Никогда, никогда не скажет она ему прямых, не оставляющих никаких сомнений (или наоборот, рождающих их) слов о своей любви. Таков ее кодекс чести. Он должен довольствоваться невнятным утренним бормотанием, когда спросонья она требует, чтобы он еще пару минуток не покидал постели, и потягивается, ревниво следя, чтобы не размыкались его объятия, или ее искренним недоумением, когда становится известным, что одной из ее подружек удобнее спать в отдельных кроватях с мужем. Ведь сама она согласна с наличием двух подушек, но никогда не примет двух одеял. Я. с удовольствием домыслил полушутливые, но и полусерьезные подозрение и ужас в ее глазах, если бы он предложил такое разграничение, мотивируя его спальным удобством и ликвидацией щелей, в которые зимой может проникнуть холодный воздух. Или вот в прошлую пятницу в мужском магазине он примеривал новые джинсы. Вместе с ним она глядела в зеркало на наружной двери кабинки для переодеваний, сузила глаза (это, видимо, помогает ей сосредотачиваться) и сказала уверенно и коротко: «Люблю тебя в джинсах». И он тоже сузил глаза и сделал вид, будто сфокусировался на джинсах и даже проверил, расправлена ли, не образует ли складок белая ткань боковых карманов (она только чуть-чуть посинеет после стирки).

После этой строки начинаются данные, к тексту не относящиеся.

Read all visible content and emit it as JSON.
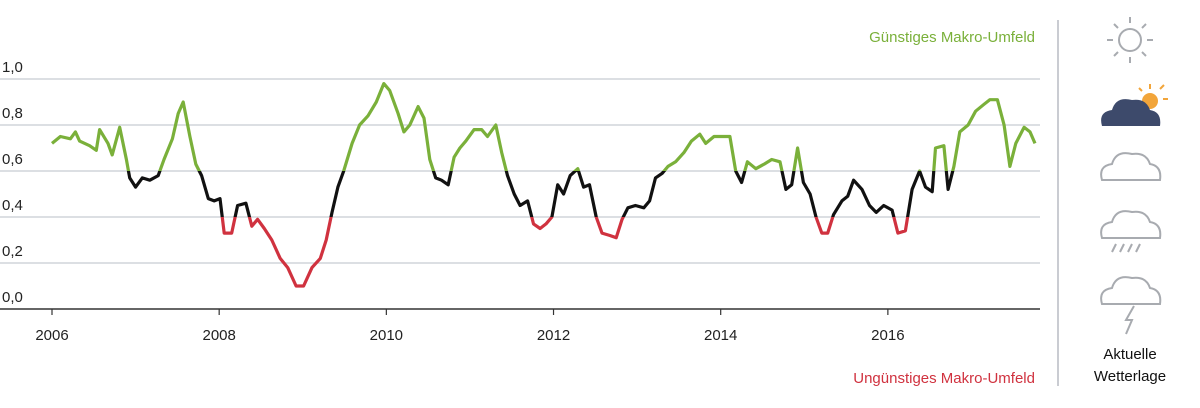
{
  "chart_data": {
    "type": "line",
    "annotations": {
      "top": "Günstiges Makro-Umfeld",
      "bottom": "Ungünstiges Makro-Umfeld"
    },
    "annotation_colors": {
      "top": "#7ab03a",
      "bottom": "#d0323f"
    },
    "sidebar_label": "Aktuelle Wetterlage",
    "x": [
      2006.0,
      2006.1,
      2006.22,
      2006.28,
      2006.33,
      2006.45,
      2006.53,
      2006.57,
      2006.67,
      2006.72,
      2006.81,
      2006.89,
      2006.93,
      2007.0,
      2007.08,
      2007.17,
      2007.27,
      2007.34,
      2007.44,
      2007.51,
      2007.57,
      2007.65,
      2007.72,
      2007.79,
      2007.87,
      2007.94,
      2008.01,
      2008.06,
      2008.15,
      2008.22,
      2008.32,
      2008.39,
      2008.46,
      2008.54,
      2008.63,
      2008.73,
      2008.82,
      2008.92,
      2009.01,
      2009.11,
      2009.21,
      2009.28,
      2009.35,
      2009.42,
      2009.49,
      2009.59,
      2009.68,
      2009.78,
      2009.88,
      2009.97,
      2010.04,
      2010.14,
      2010.21,
      2010.28,
      2010.38,
      2010.45,
      2010.52,
      2010.59,
      2010.66,
      2010.74,
      2010.81,
      2010.88,
      2010.95,
      2011.05,
      2011.14,
      2011.21,
      2011.31,
      2011.38,
      2011.45,
      2011.53,
      2011.6,
      2011.69,
      2011.76,
      2011.84,
      2011.91,
      2011.98,
      2012.05,
      2012.12,
      2012.2,
      2012.29,
      2012.36,
      2012.43,
      2012.51,
      2012.58,
      2012.67,
      2012.75,
      2012.82,
      2012.89,
      2012.98,
      2013.08,
      2013.15,
      2013.22,
      2013.3,
      2013.37,
      2013.46,
      2013.56,
      2013.65,
      2013.75,
      2013.82,
      2013.92,
      2014.01,
      2014.11,
      2014.18,
      2014.25,
      2014.32,
      2014.42,
      2014.52,
      2014.61,
      2014.71,
      2014.78,
      2014.85,
      2014.92,
      2014.99,
      2015.07,
      2015.14,
      2015.21,
      2015.28,
      2015.35,
      2015.45,
      2015.52,
      2015.59,
      2015.69,
      2015.78,
      2015.86,
      2015.95,
      2016.05,
      2016.12,
      2016.21,
      2016.29,
      2016.38,
      2016.45,
      2016.53,
      2016.57,
      2016.67,
      2016.72,
      2016.79,
      2016.86,
      2016.96,
      2017.05,
      2017.15,
      2017.22,
      2017.31,
      2017.39,
      2017.46,
      2017.53,
      2017.63,
      2017.7,
      2017.76
    ],
    "values": [
      0.72,
      0.75,
      0.74,
      0.77,
      0.73,
      0.71,
      0.69,
      0.78,
      0.72,
      0.67,
      0.79,
      0.65,
      0.57,
      0.53,
      0.57,
      0.56,
      0.58,
      0.65,
      0.74,
      0.85,
      0.9,
      0.75,
      0.63,
      0.58,
      0.48,
      0.47,
      0.48,
      0.33,
      0.33,
      0.45,
      0.46,
      0.36,
      0.39,
      0.35,
      0.3,
      0.22,
      0.18,
      0.1,
      0.1,
      0.18,
      0.22,
      0.3,
      0.42,
      0.53,
      0.6,
      0.72,
      0.8,
      0.84,
      0.9,
      0.98,
      0.95,
      0.85,
      0.77,
      0.8,
      0.88,
      0.83,
      0.65,
      0.57,
      0.56,
      0.54,
      0.66,
      0.7,
      0.73,
      0.78,
      0.78,
      0.75,
      0.8,
      0.68,
      0.58,
      0.5,
      0.45,
      0.47,
      0.37,
      0.35,
      0.37,
      0.4,
      0.54,
      0.5,
      0.58,
      0.61,
      0.53,
      0.54,
      0.4,
      0.33,
      0.32,
      0.31,
      0.39,
      0.44,
      0.45,
      0.44,
      0.47,
      0.57,
      0.59,
      0.62,
      0.64,
      0.68,
      0.73,
      0.76,
      0.72,
      0.75,
      0.75,
      0.75,
      0.6,
      0.55,
      0.64,
      0.61,
      0.63,
      0.65,
      0.64,
      0.52,
      0.54,
      0.7,
      0.55,
      0.5,
      0.4,
      0.33,
      0.33,
      0.41,
      0.47,
      0.49,
      0.56,
      0.52,
      0.45,
      0.42,
      0.45,
      0.43,
      0.33,
      0.34,
      0.52,
      0.6,
      0.53,
      0.51,
      0.7,
      0.71,
      0.52,
      0.62,
      0.77,
      0.8,
      0.86,
      0.89,
      0.91,
      0.91,
      0.8,
      0.62,
      0.72,
      0.79,
      0.77,
      0.72
    ],
    "color_ranges": [
      {
        "from": 0.6,
        "to": 1.0,
        "color": "#7ab03a"
      },
      {
        "from": 0.4,
        "to": 0.6,
        "color": "#111111"
      },
      {
        "from": 0.0,
        "to": 0.4,
        "color": "#d0323f"
      }
    ],
    "xlim": [
      2006,
      2017.82
    ],
    "ylim": [
      0,
      1
    ],
    "xticks": [
      2006,
      2008,
      2010,
      2012,
      2014,
      2016
    ],
    "yticks": [
      {
        "value": 0,
        "label": "0,0"
      },
      {
        "value": 0.2,
        "label": "0,2"
      },
      {
        "value": 0.4,
        "label": "0,4"
      },
      {
        "value": 0.6,
        "label": "0,6"
      },
      {
        "value": 0.8,
        "label": "0,8"
      },
      {
        "value": 1,
        "label": "1,0"
      }
    ],
    "grid": true
  }
}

Она, наконец, перестала смеяться над его страхом перед собственным сном и теперь смотрит на него сочувственно. Пора на работу. Но еще одну мысль он прокручивает, пока она скрывается в ванной: когда он умрет, как скажется на ней эта новая для нее пропорция, в которой – неизбежный довесок свободы, но и обрубок зрелой надежной любви, будто кто-то отвинтил подлокотники у привычного кресла?